If you've selected a style that you are comfortable with then you can better develop the internal control that Tharp argues is the key for all successful investors and traders. It consists of emotional control, patience, and discipline. You can establish internal control by consistently implementing a proven style/strategy/method that suits your temperament and mindset. Following the rules reinforces discipline, discipline reinforces following the rules…you get the picture. If you are good at growth investing, then pursue it and learn all its intricacies. If you are a deep value investor and know exactly what criteria you invest with, then do that repeatedly. Don’t flop around like a panicked fish straining for air. In Secrets for Profiting in Bull and Bear Markets, Stan Weinsten says, “Lesson number one is consistency! For over 25 years I have been consistent in my approach and discipline. This is so very important. Don’t be a fundamentalist one week, and a technician the next. And don’t follow indicator A one month and switch to indicator B the next. Find a good method, be disciplined, and stick with it. If it doesn’t regularly beat the market, then get a new method. But be absolutely disciplined and don’t ever abandon a successful method because you think this time things are different.”  Find the right style, use it, develop internal control, and become consistent in your approach. Profits ebb and flow -- but your style should not. 

Why Consistency Matters

A consistency of method helps you define how you identify opportunities in the market. Knowing exactly how you identify opportunities allows you to approach the market on your own terms. You know there is not a rush because you can always find other opportunities. Being able to approach the market on your terms will help you develop patience and discipline as you learn to trust yourself and your method. This is part of the reason so many of the Fool’s services are successful – they have a proven method that they use to approach the market and they stick to it.

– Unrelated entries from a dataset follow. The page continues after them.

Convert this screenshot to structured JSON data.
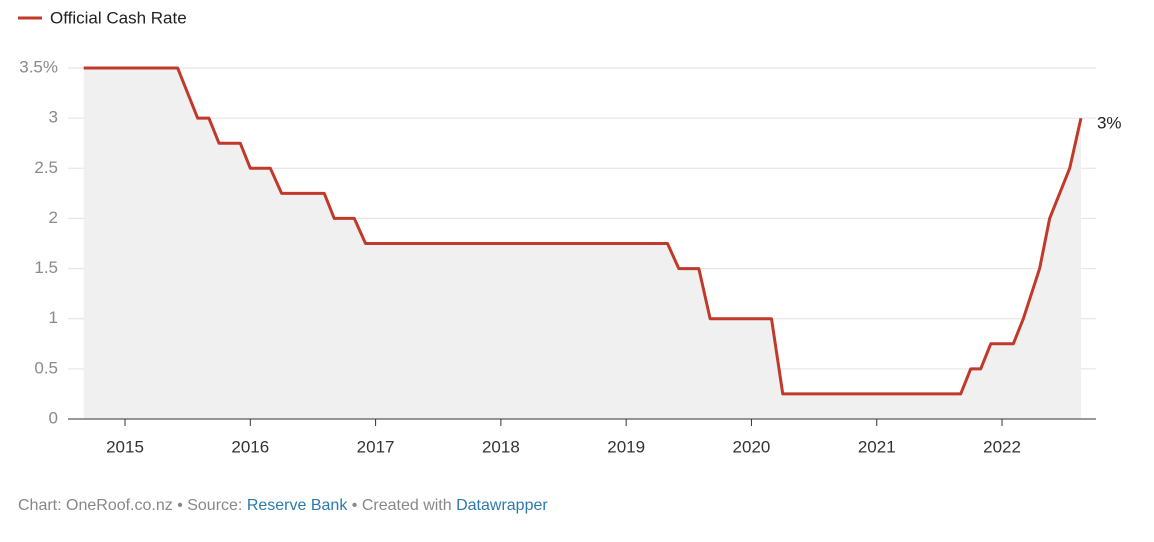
{
  "chart_data": {
    "type": "line",
    "series": [
      {
        "name": "Official Cash Rate",
        "color": "#c0392b",
        "x": [
          2014.67,
          2015.42,
          2015.58,
          2015.67,
          2015.75,
          2015.92,
          2016.0,
          2016.16,
          2016.25,
          2016.59,
          2016.67,
          2016.83,
          2016.92,
          2019.33,
          2019.42,
          2019.58,
          2019.67,
          2020.16,
          2020.25,
          2021.67,
          2021.75,
          2021.83,
          2021.91,
          2022.09,
          2022.17,
          2022.3,
          2022.38,
          2022.54,
          2022.63
        ],
        "values": [
          3.5,
          3.5,
          3.0,
          3.0,
          2.75,
          2.75,
          2.5,
          2.5,
          2.25,
          2.25,
          2.0,
          2.0,
          1.75,
          1.75,
          1.5,
          1.5,
          1.0,
          1.0,
          0.25,
          0.25,
          0.5,
          0.5,
          0.75,
          0.75,
          1.0,
          1.5,
          2.0,
          2.5,
          3.0
        ],
        "value_labels": [
          null,
          null,
          null,
          null,
          null,
          null,
          null,
          null,
          null,
          null,
          null,
          null,
          null,
          null,
          null,
          null,
          null,
          null,
          null,
          null,
          null,
          null,
          null,
          null,
          null,
          null,
          null,
          null,
          "3%"
        ]
      }
    ],
    "xlim": [
      2014.545,
      2022.75
    ],
    "xticks": [
      2015,
      2016,
      2017,
      2018,
      2019,
      2020,
      2021,
      2022
    ],
    "ylim": [
      0,
      3.5
    ],
    "yticks": [
      0,
      0.5,
      1,
      1.5,
      2,
      2.5,
      3,
      {
        "value": 3.5,
        "label": "3.5%"
      }
    ],
    "grid": true,
    "area_color": "#f0f0f0",
    "footer": [
      {
        "text": "Chart: OneRoof.co.nz • Source: "
      },
      {
        "text": "Reserve Bank",
        "link": true
      },
      {
        "text": " • Created with "
      },
      {
        "text": "Datawrapper",
        "link": true
      }
    ]
  }
}
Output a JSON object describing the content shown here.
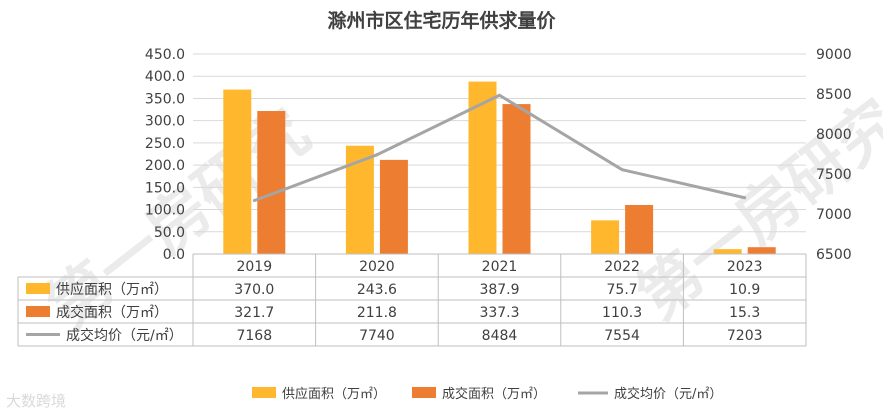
{
  "chart_data": {
    "type": "bar+line",
    "title": "滁州市区住宅历年供求量价",
    "categories": [
      "2019",
      "2020",
      "2021",
      "2022",
      "2023"
    ],
    "series": [
      {
        "name": "供应面积（万㎡）",
        "type": "bar",
        "axis": "left",
        "color": "#FFB82E",
        "values": [
          370.0,
          243.6,
          387.9,
          75.7,
          10.9
        ],
        "labels": [
          "370.0",
          "243.6",
          "387.9",
          "75.7",
          "10.9"
        ]
      },
      {
        "name": "成交面积（万㎡）",
        "type": "bar",
        "axis": "left",
        "color": "#ED7D31",
        "values": [
          321.7,
          211.8,
          337.3,
          110.3,
          15.3
        ],
        "labels": [
          "321.7",
          "211.8",
          "337.3",
          "110.3",
          "15.3"
        ]
      },
      {
        "name": "成交均价（元/㎡）",
        "type": "line",
        "axis": "right",
        "color": "#A5A5A5",
        "values": [
          7168,
          7740,
          8484,
          7554,
          7203
        ],
        "labels": [
          "7168",
          "7740",
          "8484",
          "7554",
          "7203"
        ]
      }
    ],
    "y_left": {
      "min": 0,
      "max": 450,
      "step": 50,
      "ticks": [
        "0.0",
        "50.0",
        "100.0",
        "150.0",
        "200.0",
        "250.0",
        "300.0",
        "350.0",
        "400.0",
        "450.0"
      ]
    },
    "y_right": {
      "min": 6500,
      "max": 9000,
      "step": 500,
      "ticks": [
        "6500",
        "7000",
        "7500",
        "8000",
        "8500",
        "9000"
      ]
    },
    "data_table": true,
    "legend_position": "bottom"
  },
  "watermark": "第一房研究",
  "corner_watermark": "大数跨境"
}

Consistency in Time Leads to a Competitive Edge

The idea of mastering a focused strategy and consistently following it over a long period of time it is the only thing that is going to give you a competitive edge as an investor. Switching from strategy to strategy because nothing seems to be working is the surest recipe for failure. Nothing is working because you are not allowing any one strategy enough time to actually work! Consider what Howard Marks wrote in The Most Important Thing: “In investing, as in life, there are very few sure things. Values can evaporate, estimates can be wrong, circumstances can change and 'sure things' can fail. However, there are two concepts we can hold to with confidence: Rule number one: most things will prove to be cyclical. Rule number two: some of the greatest opportunities for gain and loss come when other people forget rule number one. Very few things move in a straight line.”  No great strategy or style works all the time, but no great strategy or style fails to work at all. If it is a proven strategy, then have the patience and discipline to follow it overtime. This is what will provide a competitive edge.

The Take Away

The first key to successful investing is inside. Learn how your beliefs and emotions affect your investing decisions.

Spend less time endlessly searching through stock ideas and more time defining yourself and researching proven strategies/methods. Adopt the one(s) that align with your emotional make-up and worldview.

Consistently implement the proven strategy/method/style you select in order to develop expertise and emotional control. Stick with it over long periods of time.

Following these steps will give you three competitive edges over other investors in the goal of out-performance.

1. Gaining detailed experience with one method will help you expertly implement it.

2. Strictly following a method or style will give you the discipline to override rash emotional decisions. Who hasn’t panicked and sold at the bottom?

3. Almost all strategies proven to out-perform market averages have only done so over longer periods of time. Having the discipline to follow a strategy faithfully for long periods helps increase the probability of outperformance.